Data Value | Meaning |
1 | Never |
2 | 1-6 times per year |
3 | 7-11 times per year |
4 | 1 time per month |
5 | 2-3 times per month |
6 | 1 time per week |
7 | 2 times per week |
8 | 3-4 times per week |
9 | 5-6 times per week |
10 | 1 time per day |
11 | 2 or more times per day |
88 | Blank |
99 | Error |
Similar tables can be found at this link for the demographic columns.
Visualization
To begin with, I made a scatterplot of the various food frequency scores for the two food categories to see if there really were people who liked to eat both equally. This result shows that almost every possible category is filled, falsifying my classmate's hypothesis.

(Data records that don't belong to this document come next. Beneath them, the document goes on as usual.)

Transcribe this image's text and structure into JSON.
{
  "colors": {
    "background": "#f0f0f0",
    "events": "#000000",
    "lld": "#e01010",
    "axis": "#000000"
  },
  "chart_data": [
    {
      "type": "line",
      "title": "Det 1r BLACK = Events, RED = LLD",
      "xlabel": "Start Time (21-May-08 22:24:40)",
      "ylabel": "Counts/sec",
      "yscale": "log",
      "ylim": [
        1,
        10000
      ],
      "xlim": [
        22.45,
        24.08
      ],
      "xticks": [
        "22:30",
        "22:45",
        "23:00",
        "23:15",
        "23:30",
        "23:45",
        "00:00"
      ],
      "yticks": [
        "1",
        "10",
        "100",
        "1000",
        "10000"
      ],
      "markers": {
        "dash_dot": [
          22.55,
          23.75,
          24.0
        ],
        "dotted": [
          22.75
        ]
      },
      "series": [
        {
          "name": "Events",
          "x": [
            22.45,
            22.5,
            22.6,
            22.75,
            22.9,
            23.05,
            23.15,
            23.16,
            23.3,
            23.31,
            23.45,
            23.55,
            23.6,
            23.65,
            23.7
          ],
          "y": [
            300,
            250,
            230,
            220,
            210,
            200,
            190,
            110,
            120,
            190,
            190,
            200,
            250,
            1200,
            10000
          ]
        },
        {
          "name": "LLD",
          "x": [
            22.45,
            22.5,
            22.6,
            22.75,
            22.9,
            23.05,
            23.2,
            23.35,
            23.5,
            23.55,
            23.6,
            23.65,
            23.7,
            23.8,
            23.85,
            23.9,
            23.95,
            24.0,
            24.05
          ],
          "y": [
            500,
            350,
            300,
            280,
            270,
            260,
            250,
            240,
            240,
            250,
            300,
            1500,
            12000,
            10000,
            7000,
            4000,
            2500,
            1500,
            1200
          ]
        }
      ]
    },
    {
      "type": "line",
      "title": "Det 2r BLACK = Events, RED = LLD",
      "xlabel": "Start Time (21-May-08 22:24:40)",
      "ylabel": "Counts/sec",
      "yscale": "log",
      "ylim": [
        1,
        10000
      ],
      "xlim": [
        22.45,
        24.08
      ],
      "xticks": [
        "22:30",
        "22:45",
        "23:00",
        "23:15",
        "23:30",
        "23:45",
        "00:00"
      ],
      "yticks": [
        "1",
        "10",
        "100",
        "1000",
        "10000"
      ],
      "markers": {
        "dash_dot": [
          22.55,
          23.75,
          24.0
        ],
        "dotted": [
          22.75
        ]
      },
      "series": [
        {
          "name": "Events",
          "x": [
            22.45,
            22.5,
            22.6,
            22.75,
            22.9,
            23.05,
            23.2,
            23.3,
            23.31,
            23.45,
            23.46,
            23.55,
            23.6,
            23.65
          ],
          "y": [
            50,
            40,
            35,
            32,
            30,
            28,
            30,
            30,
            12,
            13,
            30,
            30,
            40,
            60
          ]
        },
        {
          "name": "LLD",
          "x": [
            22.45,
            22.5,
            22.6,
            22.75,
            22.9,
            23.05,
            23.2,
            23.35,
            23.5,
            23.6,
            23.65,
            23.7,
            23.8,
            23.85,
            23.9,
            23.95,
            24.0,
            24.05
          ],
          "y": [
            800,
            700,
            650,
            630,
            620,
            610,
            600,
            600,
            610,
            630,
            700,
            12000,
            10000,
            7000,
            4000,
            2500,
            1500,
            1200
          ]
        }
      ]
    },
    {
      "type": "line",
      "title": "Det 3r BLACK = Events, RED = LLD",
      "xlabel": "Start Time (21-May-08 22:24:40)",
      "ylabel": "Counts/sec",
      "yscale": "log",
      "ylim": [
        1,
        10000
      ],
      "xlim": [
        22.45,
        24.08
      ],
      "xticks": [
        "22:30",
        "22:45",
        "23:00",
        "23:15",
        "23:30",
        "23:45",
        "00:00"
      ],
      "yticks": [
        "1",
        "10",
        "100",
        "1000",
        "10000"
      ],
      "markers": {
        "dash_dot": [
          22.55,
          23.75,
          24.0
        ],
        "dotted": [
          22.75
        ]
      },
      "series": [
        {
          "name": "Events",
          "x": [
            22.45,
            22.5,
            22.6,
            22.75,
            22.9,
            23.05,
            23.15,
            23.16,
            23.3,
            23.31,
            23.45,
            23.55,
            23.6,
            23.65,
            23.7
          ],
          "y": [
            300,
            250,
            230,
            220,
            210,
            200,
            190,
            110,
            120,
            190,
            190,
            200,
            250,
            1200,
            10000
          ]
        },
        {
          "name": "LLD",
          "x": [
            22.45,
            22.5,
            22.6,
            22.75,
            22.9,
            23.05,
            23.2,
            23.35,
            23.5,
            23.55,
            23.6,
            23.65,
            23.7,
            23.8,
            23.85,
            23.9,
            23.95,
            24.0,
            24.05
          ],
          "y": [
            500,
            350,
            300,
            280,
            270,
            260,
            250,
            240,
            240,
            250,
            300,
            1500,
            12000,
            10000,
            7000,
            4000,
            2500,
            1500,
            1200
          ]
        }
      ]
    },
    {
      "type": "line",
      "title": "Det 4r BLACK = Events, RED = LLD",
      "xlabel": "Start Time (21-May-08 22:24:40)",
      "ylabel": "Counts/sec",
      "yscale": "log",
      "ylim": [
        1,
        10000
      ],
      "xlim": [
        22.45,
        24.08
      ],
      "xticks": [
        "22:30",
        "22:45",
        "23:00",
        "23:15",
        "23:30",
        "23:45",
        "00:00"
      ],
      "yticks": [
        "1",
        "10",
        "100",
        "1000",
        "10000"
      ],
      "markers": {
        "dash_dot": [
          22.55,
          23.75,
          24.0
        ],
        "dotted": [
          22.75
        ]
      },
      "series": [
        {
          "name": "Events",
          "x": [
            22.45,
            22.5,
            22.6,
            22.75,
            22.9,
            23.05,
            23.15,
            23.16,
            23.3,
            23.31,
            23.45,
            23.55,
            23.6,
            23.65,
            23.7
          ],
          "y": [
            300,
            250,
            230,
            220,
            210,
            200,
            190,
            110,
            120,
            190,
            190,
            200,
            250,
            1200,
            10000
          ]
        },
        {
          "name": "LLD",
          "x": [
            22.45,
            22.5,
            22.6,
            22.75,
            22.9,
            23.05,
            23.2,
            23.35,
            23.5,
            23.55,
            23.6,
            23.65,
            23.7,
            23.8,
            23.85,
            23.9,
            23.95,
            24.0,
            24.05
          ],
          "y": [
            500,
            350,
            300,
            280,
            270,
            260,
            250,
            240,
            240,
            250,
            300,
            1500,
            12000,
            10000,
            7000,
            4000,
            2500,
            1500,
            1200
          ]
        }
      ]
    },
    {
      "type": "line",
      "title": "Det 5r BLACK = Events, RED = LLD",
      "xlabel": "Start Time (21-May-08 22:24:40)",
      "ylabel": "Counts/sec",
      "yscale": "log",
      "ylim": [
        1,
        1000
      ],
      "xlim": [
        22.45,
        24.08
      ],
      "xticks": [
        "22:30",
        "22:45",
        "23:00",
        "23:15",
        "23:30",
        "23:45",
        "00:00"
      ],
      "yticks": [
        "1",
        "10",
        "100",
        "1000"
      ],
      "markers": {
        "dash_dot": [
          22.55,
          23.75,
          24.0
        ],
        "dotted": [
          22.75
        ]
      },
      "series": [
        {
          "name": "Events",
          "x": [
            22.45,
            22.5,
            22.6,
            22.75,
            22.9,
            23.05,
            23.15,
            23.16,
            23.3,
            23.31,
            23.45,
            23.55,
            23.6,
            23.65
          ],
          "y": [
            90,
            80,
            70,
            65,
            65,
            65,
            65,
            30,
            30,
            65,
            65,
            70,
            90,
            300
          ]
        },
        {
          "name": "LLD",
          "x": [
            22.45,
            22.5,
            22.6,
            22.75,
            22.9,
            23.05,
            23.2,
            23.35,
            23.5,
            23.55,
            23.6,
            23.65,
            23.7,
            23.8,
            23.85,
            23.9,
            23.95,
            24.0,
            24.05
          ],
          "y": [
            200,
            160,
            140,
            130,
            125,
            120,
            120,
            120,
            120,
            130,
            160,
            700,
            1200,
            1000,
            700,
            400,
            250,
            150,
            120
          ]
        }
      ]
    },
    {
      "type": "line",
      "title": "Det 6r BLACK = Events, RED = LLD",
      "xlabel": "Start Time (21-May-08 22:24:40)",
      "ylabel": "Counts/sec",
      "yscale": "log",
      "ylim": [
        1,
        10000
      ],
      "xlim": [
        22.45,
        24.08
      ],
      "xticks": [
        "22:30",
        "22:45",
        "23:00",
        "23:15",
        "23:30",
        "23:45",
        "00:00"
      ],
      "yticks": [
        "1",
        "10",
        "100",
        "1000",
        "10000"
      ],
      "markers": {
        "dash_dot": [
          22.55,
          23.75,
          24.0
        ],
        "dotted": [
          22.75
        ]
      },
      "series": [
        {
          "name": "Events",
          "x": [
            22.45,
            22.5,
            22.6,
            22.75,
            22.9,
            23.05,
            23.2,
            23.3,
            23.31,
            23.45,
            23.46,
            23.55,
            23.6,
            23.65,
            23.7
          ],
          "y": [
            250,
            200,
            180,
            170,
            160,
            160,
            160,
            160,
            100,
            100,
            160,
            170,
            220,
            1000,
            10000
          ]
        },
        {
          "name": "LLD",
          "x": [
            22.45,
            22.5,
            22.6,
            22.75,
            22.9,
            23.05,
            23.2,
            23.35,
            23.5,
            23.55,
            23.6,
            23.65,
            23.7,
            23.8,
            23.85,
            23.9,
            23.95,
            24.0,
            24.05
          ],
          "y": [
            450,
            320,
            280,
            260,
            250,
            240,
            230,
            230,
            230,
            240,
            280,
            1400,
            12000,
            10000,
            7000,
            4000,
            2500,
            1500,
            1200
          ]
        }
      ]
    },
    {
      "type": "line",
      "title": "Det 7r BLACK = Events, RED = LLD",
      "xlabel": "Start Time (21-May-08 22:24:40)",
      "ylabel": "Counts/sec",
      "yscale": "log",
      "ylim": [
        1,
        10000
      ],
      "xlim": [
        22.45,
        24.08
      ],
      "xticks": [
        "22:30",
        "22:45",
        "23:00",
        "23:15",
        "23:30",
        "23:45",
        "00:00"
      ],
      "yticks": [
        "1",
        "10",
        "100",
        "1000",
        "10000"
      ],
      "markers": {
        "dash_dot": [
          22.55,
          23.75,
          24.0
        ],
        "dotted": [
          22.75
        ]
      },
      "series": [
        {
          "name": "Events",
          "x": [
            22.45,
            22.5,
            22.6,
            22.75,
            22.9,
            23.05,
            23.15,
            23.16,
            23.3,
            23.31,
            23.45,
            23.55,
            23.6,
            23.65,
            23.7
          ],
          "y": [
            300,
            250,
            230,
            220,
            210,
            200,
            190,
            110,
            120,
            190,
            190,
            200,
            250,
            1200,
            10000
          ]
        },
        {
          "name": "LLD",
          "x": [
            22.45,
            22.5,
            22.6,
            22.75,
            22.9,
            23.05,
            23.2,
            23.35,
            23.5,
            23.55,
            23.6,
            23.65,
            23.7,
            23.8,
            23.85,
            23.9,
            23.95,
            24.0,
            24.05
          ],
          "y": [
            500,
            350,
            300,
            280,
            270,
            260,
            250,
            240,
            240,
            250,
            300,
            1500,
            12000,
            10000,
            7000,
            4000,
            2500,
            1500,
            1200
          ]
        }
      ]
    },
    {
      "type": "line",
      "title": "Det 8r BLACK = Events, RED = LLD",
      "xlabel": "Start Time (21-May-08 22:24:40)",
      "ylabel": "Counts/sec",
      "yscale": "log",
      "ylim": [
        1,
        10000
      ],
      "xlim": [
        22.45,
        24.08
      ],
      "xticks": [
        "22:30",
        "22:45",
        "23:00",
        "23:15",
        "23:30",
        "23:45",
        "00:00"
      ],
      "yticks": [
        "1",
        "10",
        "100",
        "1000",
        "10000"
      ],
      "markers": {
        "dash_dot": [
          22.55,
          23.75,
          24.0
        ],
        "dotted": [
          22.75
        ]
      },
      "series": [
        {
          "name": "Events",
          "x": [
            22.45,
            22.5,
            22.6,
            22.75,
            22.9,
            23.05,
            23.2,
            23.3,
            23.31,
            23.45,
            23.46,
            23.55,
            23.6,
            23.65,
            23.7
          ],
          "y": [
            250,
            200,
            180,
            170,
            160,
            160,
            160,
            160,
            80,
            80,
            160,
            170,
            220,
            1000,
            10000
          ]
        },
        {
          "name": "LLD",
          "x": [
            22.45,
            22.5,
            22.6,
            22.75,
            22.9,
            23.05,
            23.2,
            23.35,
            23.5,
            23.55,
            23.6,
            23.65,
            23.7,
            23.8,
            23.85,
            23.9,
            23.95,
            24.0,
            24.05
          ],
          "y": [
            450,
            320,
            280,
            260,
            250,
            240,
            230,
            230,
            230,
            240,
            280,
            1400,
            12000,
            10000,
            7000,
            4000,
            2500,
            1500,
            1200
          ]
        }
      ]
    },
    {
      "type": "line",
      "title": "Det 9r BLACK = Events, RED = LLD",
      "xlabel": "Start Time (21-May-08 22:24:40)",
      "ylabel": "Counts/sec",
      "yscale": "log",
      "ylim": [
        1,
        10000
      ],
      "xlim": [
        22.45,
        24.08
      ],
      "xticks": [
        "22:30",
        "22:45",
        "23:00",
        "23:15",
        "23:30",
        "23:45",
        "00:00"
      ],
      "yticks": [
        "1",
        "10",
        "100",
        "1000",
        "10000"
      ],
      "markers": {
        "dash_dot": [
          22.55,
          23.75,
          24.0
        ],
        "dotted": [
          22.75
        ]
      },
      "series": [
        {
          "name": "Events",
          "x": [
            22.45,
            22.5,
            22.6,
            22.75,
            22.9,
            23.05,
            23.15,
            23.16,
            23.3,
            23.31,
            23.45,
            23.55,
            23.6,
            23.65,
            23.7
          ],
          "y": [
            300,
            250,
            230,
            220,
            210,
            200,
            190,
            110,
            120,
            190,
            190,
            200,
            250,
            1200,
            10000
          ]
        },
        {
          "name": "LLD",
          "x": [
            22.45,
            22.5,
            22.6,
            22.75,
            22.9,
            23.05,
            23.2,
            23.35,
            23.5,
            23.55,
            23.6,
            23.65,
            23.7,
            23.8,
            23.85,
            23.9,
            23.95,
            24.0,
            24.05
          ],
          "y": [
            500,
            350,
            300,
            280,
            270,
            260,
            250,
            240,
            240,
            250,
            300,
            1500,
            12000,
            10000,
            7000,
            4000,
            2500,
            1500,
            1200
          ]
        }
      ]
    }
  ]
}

This plot obscures the number of participants who fall into each category (scatterplots are usually a poor choice for categorical data!) so we might get a better sense of the dataset using a heatmap of the contingency table, a stacked bar chart, or just looking at the actual values:
x | 1 | 2 | 3 | 4 | 5 | 6 | 7 | 8 | 9 | 10 | 11 | 88 | 99 |
---|---|---|---|---|---|---|---|---|---|---|---|---|---|
1 | 843 | 212 | 87 | 96 | 160 | 80 | 82 | 40 | 11 | 16 | 3 | 26 | 4 |
2 | 301 | 266 | 107 | 75 | 101 | 47 | 40 | 21 | 5 | 7 | 1 | 10 | 1 |
3 | 142 | 144 | 75 | 43 | 51 | 22 | 22 | 9 | 4 | 0 | 0 | 9 | 0 |
4 | 167 | 94 | 56 | 78 | 67 | 32 | 35 | 10 | 3 | 0 | 1 | 6 | 1 |
5 | 203 | 133 | 83 | 107 | 151 | 63 | 42 | 35 | 8 | 2 | 1 | 8 | 0 |
6 | 108 | 76 | 35 | 51 | 79 | 53 | 38 | 16 | 9 | 4 | 1 | 3 | 0 |
7 | 100 | 46 | 38 | 50 | 76 | 44 | 53 | 24 | 7 | 4 | 2 | 3 | 0 |
8 | 52 | 29 | 25 | 24 | 42 | 32 | 23 | 22 | 4 | 1 | 2 | 1 | 0 |
9 | 24 | 7 | 12 | 5 | 13 | 7 | 11 | 9 | 6 | 3 | 1 | 2 | 0 |
10 | 17 | 3 | 1 | 5 | 3 | 11 | 6 | 5 | 1 | 3 | 1 | 1 | 0 |
11 | 9 | 2 | 2 | 1 | 0 | 1 | 2 | 1 | 1 | 0 | 1 | 1 | 0 |
88 | 17 | 7 | 11 | 8 | 12 | 4 | 3 | 3 | 3 | 1 | 0 | 18 | 4 |
99 | 6 | 0 | 0 | 1 | 2 | 0 | 2 | 0 | 0 | 0 | 0 | 2 | 5 |
Analysis
Having answered the initial question, I started to wonder if there were demographic features that distinguished the groups who either hated or liked both types of food. I began by separating the data into two sets: one for people who never ate either product and one for people who ate both at least once per week. The plots below show the histograms of ages of people in these two categories:
Descriptions of Code and Materials
The raw data downloaded from the sources described above are uploaded in .csv form as 2005_food and 2005_demo. The processed data with better column names and only the relevant rows and columns is uploaded as processed_data and the notebook used to do the processing and make the plots is uploaded as cornedbeefpickles.ipynb.